Impatient patients – Most millennials also work as freelancers, typically telecommuting to their job, according to Upwork. But to be a freelancer, you need good time management skills, which is exactly the appeal of an urgent care visit. We understand the value of time and never seem to have enough of it, so there’s no room in our lives for a long wait time to either make an appointment to see a clinician or to waste time in a waiting room. PNC Healthcare did a study in 2017 that showed millennials are twice as likely as baby boomers to favor an urgent care or retail clinic.
We do the research – Growing up as a millennial we were taught that to be successful you need a bachelor’s degree and to be really successful you need an advanced degree like a master’s, JD, or MD. But then we graduated amid a financial crisis and struggled to pay our student loans. Thus, we are the most educated generation, with a strong distrust for authority.
In a survey by Grayhealth and Kantar Health, just 41% of millennials noted that they trust physicians as the best source of health information. Barely a fourth agreed that physicians and pharmacists give them the information they need to make decisions. Millennials also are looking for payers to transform to meet our needs, according to results from a recent survey by HealthEdge Software.

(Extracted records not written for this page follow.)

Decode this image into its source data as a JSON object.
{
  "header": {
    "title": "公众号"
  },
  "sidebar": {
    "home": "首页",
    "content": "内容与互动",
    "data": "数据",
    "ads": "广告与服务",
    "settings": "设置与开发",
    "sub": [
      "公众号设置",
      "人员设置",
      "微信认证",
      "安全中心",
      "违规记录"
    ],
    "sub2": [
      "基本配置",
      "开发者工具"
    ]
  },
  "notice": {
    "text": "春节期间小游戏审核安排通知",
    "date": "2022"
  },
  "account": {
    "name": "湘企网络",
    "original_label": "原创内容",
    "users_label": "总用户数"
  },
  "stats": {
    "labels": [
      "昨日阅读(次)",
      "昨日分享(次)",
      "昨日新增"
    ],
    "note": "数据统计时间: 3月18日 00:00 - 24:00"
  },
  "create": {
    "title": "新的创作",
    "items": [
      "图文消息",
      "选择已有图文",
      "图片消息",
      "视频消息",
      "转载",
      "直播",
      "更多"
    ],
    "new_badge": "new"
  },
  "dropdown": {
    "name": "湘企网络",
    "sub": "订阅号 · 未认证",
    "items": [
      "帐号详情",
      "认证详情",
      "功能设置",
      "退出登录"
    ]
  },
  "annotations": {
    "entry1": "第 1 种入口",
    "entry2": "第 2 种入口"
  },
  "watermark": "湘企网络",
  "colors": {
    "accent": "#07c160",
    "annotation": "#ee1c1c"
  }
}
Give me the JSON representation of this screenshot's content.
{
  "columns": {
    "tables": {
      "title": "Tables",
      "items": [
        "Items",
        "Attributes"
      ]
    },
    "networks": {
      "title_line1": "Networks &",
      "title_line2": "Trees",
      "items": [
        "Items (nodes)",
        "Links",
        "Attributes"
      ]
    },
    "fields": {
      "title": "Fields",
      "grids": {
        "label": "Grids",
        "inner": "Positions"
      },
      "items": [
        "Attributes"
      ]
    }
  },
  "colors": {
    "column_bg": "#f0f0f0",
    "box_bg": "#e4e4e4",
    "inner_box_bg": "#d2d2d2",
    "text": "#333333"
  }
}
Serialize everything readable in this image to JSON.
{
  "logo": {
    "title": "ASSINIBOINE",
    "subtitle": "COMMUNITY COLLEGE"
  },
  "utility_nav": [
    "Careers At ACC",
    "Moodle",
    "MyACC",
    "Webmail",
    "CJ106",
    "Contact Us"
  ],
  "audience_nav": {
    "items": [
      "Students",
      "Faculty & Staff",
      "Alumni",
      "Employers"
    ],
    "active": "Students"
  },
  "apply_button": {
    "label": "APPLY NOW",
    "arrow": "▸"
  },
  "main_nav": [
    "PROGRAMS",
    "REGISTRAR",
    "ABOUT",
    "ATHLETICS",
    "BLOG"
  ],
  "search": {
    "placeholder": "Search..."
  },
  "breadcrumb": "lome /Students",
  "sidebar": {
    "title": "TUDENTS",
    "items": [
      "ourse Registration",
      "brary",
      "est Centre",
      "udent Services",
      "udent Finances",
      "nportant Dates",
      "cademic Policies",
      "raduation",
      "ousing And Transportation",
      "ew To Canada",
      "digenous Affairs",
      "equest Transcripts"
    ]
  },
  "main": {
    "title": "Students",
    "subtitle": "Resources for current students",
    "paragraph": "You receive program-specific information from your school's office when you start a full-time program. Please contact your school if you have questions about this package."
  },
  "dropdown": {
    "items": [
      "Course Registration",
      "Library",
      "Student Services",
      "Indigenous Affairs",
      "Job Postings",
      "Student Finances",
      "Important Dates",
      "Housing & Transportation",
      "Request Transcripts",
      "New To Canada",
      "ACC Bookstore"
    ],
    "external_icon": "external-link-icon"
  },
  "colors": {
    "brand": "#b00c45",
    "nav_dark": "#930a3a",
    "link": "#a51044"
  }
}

We are inclined to do our own health care research online, including comparing treatment options, and checking quality ratings of physicians and hospitals. We also consult friends, family, blogs, message boards and websites like WebMD and Mayo Clinic.
Holistic health – With all that student loan debt and financial insecurity, it’s no wonder that we experience more anxiety than previous generations. Which is why exercise, nutrition, and therapy are just as essential to us as antibiotics. We view health as more than just a lack of disease. A Welltok survey found that more than 90 percent of millennials want support for emotional/mental health, adequate sleep, and positive family relationships. The survey noted that only 53 percent of respondents said that their providers only care about diagnosing and treating them when they are sick; while 87 percent believe that providers should support their total health and well-being.
The health care industry is changing as millennials demand a more flexible, efficient, convenient system. With a trust and aptitude in technology that has led to a boom in the wearables industry, we are a generation to be reckoned with. Where and how millennials will contribute to the health care industry is the $3.4 trillion question that you don’t want to answer incorrectly.